Pharoh Cooper can do it all. He caught, ran, and even threw for big plays in 2014.
Cooper led South Carolina with 69 receptions, 1,136 yards and nine touchdowns. He ranked top-5 among SEC receivers in each category.
The junior had 1,489 all-purpose yards, including 200 rushing yards and 78 passing yards and 13 total touchdowns (two passing and two rushing).
If not for his 5-foot-11, 201-pound frame, Cooper would’ve been a clear-cut first round draft prospect. Instead, he will benefit from a strong senior campaign to boost his stock.
The move also benefits the Gamecocks, which lack star power. Aside from Cooper, the team looks to replace its key offensive contributors with the departures of quarterback Dylan Thompson and running back Mike Davis.
Head coach Steve Spurrier hasn’t announced a favorite in the QB battle between Connor Mitch, Perry Orth and Michael Scarnecchia, but the smart money is on Mitch.
“Connor Mitch is doing fine, and all three of them are,” Spurrier said in quotes released by South Carolina. “Statistically, they’re pretty similar. Michael Scarnechia, we need to get the ball out of his hands. Sometimes, he won’t throw it if he doesn’t think it has a chance and so forth. They all do some good things.”

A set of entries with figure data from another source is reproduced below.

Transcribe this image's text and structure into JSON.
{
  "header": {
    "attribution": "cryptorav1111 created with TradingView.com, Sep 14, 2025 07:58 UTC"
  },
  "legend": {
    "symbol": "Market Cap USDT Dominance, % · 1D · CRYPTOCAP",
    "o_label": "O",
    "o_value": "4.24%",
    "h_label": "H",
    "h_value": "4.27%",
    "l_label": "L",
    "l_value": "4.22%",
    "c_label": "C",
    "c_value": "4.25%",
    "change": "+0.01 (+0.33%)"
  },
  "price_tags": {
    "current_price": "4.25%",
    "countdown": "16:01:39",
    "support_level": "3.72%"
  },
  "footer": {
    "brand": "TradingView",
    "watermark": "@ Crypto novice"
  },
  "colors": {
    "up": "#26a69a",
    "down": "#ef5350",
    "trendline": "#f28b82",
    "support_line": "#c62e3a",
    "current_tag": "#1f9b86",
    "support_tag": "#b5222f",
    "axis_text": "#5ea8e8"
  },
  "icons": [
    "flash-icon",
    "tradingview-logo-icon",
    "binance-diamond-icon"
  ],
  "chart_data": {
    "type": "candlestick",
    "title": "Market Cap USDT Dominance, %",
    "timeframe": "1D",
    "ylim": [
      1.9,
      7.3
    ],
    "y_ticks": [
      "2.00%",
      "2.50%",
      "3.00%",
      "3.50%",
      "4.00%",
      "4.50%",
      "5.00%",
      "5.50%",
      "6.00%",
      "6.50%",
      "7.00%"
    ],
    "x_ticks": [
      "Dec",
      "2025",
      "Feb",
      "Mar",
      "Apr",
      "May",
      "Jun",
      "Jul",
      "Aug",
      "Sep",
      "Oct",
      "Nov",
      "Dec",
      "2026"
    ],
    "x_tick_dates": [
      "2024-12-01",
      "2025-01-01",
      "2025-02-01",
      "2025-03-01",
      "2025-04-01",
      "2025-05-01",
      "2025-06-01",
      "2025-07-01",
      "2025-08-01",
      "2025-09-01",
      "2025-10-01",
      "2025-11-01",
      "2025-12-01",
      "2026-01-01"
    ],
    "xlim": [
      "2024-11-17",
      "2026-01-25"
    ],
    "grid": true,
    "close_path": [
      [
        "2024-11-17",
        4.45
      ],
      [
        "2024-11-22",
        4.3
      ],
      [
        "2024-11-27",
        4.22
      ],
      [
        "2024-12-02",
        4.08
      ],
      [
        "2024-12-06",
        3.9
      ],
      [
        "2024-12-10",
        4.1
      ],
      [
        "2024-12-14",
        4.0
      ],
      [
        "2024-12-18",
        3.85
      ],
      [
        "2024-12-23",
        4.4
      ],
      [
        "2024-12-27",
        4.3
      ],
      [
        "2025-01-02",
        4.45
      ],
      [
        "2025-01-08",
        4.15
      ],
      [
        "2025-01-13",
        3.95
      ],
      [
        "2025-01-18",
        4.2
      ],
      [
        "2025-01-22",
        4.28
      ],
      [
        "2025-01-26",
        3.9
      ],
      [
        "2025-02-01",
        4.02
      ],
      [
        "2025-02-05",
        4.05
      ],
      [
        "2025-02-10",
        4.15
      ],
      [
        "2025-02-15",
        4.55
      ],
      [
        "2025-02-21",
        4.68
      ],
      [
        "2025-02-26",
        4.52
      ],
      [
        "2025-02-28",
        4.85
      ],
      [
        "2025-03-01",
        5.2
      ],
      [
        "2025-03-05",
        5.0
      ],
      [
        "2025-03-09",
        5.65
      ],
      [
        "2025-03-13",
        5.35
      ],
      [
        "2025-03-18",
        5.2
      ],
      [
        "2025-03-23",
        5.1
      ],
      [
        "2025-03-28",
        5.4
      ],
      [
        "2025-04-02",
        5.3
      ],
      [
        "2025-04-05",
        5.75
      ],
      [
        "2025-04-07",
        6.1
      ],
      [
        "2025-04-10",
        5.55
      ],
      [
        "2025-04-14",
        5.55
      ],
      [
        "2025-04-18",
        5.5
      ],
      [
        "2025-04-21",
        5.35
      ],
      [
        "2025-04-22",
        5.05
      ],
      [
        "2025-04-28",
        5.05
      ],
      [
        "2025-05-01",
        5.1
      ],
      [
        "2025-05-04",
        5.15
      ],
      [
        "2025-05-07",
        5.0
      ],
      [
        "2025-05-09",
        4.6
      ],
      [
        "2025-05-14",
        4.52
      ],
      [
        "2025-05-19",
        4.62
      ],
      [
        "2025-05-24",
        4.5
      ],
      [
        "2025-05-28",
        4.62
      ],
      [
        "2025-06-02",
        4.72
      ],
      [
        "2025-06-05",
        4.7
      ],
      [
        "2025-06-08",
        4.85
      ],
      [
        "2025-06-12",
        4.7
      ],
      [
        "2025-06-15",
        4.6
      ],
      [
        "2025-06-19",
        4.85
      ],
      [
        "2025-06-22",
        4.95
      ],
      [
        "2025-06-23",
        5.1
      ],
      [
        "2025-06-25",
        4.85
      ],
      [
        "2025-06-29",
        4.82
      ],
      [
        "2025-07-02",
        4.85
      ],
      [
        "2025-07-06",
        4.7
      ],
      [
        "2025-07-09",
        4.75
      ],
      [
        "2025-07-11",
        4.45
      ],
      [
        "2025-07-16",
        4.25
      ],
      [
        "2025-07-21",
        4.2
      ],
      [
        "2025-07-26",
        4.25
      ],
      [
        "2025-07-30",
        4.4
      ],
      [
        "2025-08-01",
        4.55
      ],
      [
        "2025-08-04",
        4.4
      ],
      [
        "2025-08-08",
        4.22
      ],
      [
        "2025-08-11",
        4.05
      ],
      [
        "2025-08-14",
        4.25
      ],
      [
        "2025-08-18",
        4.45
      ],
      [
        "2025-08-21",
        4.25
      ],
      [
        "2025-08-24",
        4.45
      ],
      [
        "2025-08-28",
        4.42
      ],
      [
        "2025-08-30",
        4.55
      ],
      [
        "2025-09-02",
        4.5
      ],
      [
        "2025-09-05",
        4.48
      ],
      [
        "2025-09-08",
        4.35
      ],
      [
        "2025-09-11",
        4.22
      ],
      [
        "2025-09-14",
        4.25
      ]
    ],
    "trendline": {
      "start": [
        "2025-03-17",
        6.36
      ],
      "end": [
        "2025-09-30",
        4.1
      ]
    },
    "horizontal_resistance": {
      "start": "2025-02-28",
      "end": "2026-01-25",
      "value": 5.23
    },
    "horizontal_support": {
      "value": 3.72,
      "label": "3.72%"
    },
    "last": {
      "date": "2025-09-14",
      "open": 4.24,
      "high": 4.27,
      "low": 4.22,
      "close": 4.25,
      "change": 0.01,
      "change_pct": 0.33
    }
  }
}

Still, none of the three have enough experience for Gamecocks fans to plan a December trip to the Georgia Dome in preseason.
South Carolina was the most disappointing team in the SEC in 2014. The Gamecocks were considered to be a contender in the SEC East, but stumbled to a 7-6 (3-5 SEC) record.
South Carolina’s SEC-worst defensive line managed to allow opponents to make historic comebacks — see Kentucky and Tennessee — late in games, despite the offense’s production. Aside from Cooper, there is little reason to expect an improvement in 2015.
Cooper can do everything, but not all at once. Offensively, he gives the Gamecocks an elite weapon but lacks a quarterback capable of aiding his stat sheet. Although Brandon Wilds is a capable option, the loss of Davis slows down the run game and puts even greater pressure on the receivers.
Defensively, the Gamecocks are an example of “can’t get much worse” as an assumption for improvement. It would be difficult to see a decline in production, but the team is hardly a candidate for the conference’s best defensive unit.
Cooper should be enough to help South Carolina stay competitive in close games with big performances. However, the team shouldn’t see much improvement in his final season.
Although Cooper’s draft stock will continue to rise, it won’t be enough to salvage a deteriorating Gamecocks team.